From Spaulding et al.2001: World Atlas of Coral Reefs
Barbados is, in many ways, an anomaly. It lies east of the main Lesser Antilles chain in the Atlantic Ocean. Fringing reefs are largely absent, although there is a small fringing structure near Folkestone on the leeward west coast. There are also sub-surface reefs along this coast, where a gently sloping shelf extends about 300 meters seaward to a depth of 10 meters. At the edge of the shelf, the sea floor drops evenly to a depth of about 20 meters. Seaward from this there are further submerged patch reef structures, together with two larger bank barrier reefs, 12-20 meters deep and up to 100 meters wide. Offshore, submerged bank barriers are also found off the southeast coast. The eastern, Atlantic, coast is subject to very high wave energies throughout the year, and much of this coastline is a bare carbonate platform extending out to deep water. Nearshore reefs in Barbados have suffered considerably. Reef flat corals disappeared over 100 years ago with the intensification of agriculture, while considerable declines in coral cover and diversity have been reported on offshore reefs since the 1980s, linked to eutrophication from urbanization and tourism developments.

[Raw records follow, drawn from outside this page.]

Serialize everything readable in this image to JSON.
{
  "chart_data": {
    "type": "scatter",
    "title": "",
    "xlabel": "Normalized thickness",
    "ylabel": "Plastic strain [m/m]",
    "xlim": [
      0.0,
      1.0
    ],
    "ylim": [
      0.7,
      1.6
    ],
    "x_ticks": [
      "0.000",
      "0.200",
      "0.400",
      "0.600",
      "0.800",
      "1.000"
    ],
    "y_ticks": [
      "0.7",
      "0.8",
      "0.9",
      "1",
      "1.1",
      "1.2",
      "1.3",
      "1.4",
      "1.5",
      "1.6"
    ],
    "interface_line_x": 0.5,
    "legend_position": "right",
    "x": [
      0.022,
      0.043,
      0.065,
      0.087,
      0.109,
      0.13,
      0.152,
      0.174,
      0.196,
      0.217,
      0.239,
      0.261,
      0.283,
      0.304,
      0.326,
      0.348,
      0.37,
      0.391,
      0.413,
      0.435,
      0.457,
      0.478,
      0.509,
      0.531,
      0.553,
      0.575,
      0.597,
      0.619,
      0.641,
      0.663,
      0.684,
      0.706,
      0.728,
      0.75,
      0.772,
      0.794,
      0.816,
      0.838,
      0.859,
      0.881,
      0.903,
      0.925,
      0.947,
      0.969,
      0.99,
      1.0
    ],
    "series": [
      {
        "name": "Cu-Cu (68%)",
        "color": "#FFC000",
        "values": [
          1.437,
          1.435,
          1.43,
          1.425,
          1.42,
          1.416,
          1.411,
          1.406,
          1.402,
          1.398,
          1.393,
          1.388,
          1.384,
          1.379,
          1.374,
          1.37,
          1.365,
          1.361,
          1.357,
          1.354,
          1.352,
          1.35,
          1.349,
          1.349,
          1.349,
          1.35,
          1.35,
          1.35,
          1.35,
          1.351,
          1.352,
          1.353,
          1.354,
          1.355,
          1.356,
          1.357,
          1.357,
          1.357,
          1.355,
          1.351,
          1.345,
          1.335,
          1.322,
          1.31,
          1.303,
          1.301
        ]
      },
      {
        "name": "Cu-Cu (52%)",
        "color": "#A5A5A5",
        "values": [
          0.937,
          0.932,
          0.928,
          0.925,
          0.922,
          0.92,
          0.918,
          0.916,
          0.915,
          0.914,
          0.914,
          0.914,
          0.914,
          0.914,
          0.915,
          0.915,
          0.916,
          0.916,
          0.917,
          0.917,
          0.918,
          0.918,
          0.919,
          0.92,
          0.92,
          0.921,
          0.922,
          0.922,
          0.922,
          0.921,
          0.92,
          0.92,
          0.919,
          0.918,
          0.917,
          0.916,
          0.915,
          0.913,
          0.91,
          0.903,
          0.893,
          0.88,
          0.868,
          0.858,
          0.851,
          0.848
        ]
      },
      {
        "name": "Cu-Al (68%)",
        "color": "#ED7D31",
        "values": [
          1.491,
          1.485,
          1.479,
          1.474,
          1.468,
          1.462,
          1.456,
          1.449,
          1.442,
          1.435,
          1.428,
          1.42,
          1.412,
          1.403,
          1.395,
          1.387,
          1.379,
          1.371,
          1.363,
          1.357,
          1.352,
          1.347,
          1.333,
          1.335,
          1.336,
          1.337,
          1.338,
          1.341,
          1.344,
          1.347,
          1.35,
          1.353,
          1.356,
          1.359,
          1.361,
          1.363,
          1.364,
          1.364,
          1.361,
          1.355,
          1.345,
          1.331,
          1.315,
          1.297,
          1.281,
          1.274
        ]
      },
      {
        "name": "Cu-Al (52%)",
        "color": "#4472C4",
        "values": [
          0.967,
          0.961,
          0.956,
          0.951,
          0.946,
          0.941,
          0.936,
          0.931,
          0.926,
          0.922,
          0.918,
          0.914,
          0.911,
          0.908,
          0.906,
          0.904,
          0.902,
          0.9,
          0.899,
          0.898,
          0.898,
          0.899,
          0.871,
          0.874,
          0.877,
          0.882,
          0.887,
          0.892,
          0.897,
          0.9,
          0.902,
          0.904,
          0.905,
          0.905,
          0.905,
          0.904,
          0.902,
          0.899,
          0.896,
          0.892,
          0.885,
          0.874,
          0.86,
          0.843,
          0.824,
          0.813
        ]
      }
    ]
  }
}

A young boy’s depiction of the “Bellairs Reef” in 1978. My son, Graham, made this coloured-pencil drawing as a six year-old. We had spent a couple of months at the Bellairs Research Institute in the summer and he made the drawing after our return home in the fall,  As I remember, he surprised us with it, it wasn’t prompted. We had Idaz Greenberg’s Guide to Coral and Fishes of Florida, the Bahamas and the Caribbean (1977) which he would have referred to. I think only the barracuda he might not have actually seen on the reef; the other fishes (e.g. glassy sweepers in crevices, blue tangs) and invertebrates (e.g. Diadema, gorgonians) were all common at the time, and he accurately depicts the abundance of coralline algae on the reef framework at right. Original is 34.5 x 19.2 cm.